Tijdens de Week van de Psychiatrie is er aandacht voor alle mensen die zich inzetten voor de mensen met psychische of psychiatrische problemen. In een recent NRC-artikel noemt Willem Keizer (42) de psychiatrie: “Het afvalputje van de maatschappij.” Zijn boek Waanzin en Sneeuw, gaat over zijn werk in de acute psychiatrie. “Ik voel me op mijn gemak bij mensen die het leven niet snappen”, vertelt hij.
De aanname dat mensen uit de psychiatrie hun leven lang in het systeem blijven, doorbreekt Jeanieke van Klaveren (26). Even geleden sprak ik haar over haar verleden in de psychiatrie. “Daar is het gewoon flink misgelopen”, is één van de eerste zinnen die ze uitspreekt. Ze heeft haar leven weer opgepakt, maar dat is niet vanzelf gegaan.
Het begin van een rollercoaster
“Ik heb in 2021 PTSS ontwikkelt door mijn werk. Daar heb ik lange tijd mee doorgewerkt, tot ik overliep. In eerste instantie dachten hulpverleners dat ik psychotisch was, ik kwam in een instelling terecht en ben daar continu in en uit gehaald” , vertelt van Klaveren. Uiteindelijk kwam de hulpverlening tot de conclusie dat ze leed onder PTSS in plaats van psychotische klachten. PTSS, ook wel posttraumatische stressstoornis genoemd, ontwikkelt zich door traumatische gebeurtenissen en zorgt onder andere voor nachtmerries.
De opnames liepen voor van Klaveren verschillend: “De eerste keer was het vooral nieuw, ik kwam op een afdeling terecht voor mensen die ernstig ziek waren, ik hoorde daar niet op mijn plek. Vervolgens kwam ik op een andere afdeling terecht met mensen die minder ziek zijn, maar toch relatief veel hulp nodig hebben.”

De dood komt dichtbij
Ze vertelt dat er heftige dingen zijn gebeurd in de psychiatrie: “Zo heeft iemand zich opgehangen op zijn kamer. Op een open afdeling waar ik een tijdje zat had ik een groepsgenoot die even naar de Action ging, maar uiteindelijk haar polsen doorsneed. Ik heb haar op mijn scooter getrokken en naar de huisartsenpost gebracht. Ook werd er, op een open afdeling waar ik zat, meiden verkracht en aangerand door een groepsgenoot. Ook ik werd aangerand. Toen ik dit bij het personeel meldde, werd het in de doofpot gestopt.”
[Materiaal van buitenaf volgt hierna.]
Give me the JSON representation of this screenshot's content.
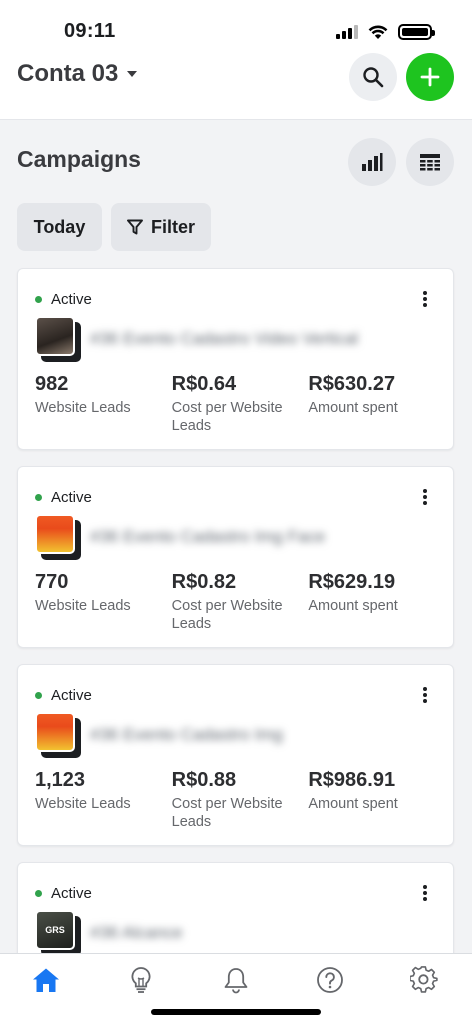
{
  "status_bar": {
    "time": "09:11"
  },
  "header": {
    "account_name": "Conta 03",
    "icons": {
      "dropdown": "caret-down-icon",
      "search": "search-icon",
      "add": "plus-icon"
    },
    "colors": {
      "add_button": "#1ec41f"
    }
  },
  "section": {
    "title": "Campaigns",
    "icons": {
      "chart": "bar-chart-icon",
      "table": "table-icon"
    }
  },
  "filters": {
    "date_label": "Today",
    "filter_label": "Filter",
    "filter_icon": "funnel-icon"
  },
  "campaigns": [
    {
      "status": "Active",
      "name": "#36 Evento Cadastro Video Vertical",
      "metrics": [
        {
          "value": "982",
          "label": "Website Leads"
        },
        {
          "value": "R$0.64",
          "label": "Cost per Website Leads"
        },
        {
          "value": "R$630.27",
          "label": "Amount spent"
        }
      ]
    },
    {
      "status": "Active",
      "name": "#36 Evento Cadastro Img Face",
      "metrics": [
        {
          "value": "770",
          "label": "Website Leads"
        },
        {
          "value": "R$0.82",
          "label": "Cost per Website Leads"
        },
        {
          "value": "R$629.19",
          "label": "Amount spent"
        }
      ]
    },
    {
      "status": "Active",
      "name": "#36 Evento Cadastro Img",
      "metrics": [
        {
          "value": "1,123",
          "label": "Website Leads"
        },
        {
          "value": "R$0.88",
          "label": "Cost per Website Leads"
        },
        {
          "value": "R$986.91",
          "label": "Amount spent"
        }
      ]
    },
    {
      "status": "Active",
      "name": "#36 Alcance",
      "thumb_text": "GRS",
      "metrics": []
    }
  ],
  "status_color": "#31a24c",
  "bottom_nav": {
    "items": [
      "home-icon",
      "lightbulb-icon",
      "bell-icon",
      "help-icon",
      "gear-icon"
    ],
    "active_color": "#1877f2"
  }
}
“Het klinkt stom, maar het went nooit. En natuurlijk doet het zeer, maar aan de andere kant wilde diegene het graag. Nu denk ik: zonde” , antwoord van Klaveren op de vraag over wat het met haar deed. “Ik vind dat de hulpverlening waar ik in zorg was slecht luisterde. Van de twintig mensen wordt er misschien één geholpen. Want eerlijk, iemand die twintig pillen slikt is twintig keer een recept. Dat brengt geld op.”

Toch weer doorgaan
Ondanks dit verleden heeft van Klaveren zichzelf naar boven getild. Door positief te blijven denken is zij verder gekomen dan ze dacht: “Tools inzetten die ik heb geleerd van het traumacentrum, zoals dingen tellen en ondernemen, hebben mij geholpen. Ik heb een uitkijkpunt nodig. Zo had ik de wens om naar Parijs te gaan. Afgelopen oktober heb ik dit waargemaakt, het maakt me trots en het geeft een gevoel van vrijheid. Ik heb regie over mijn eigen leven.”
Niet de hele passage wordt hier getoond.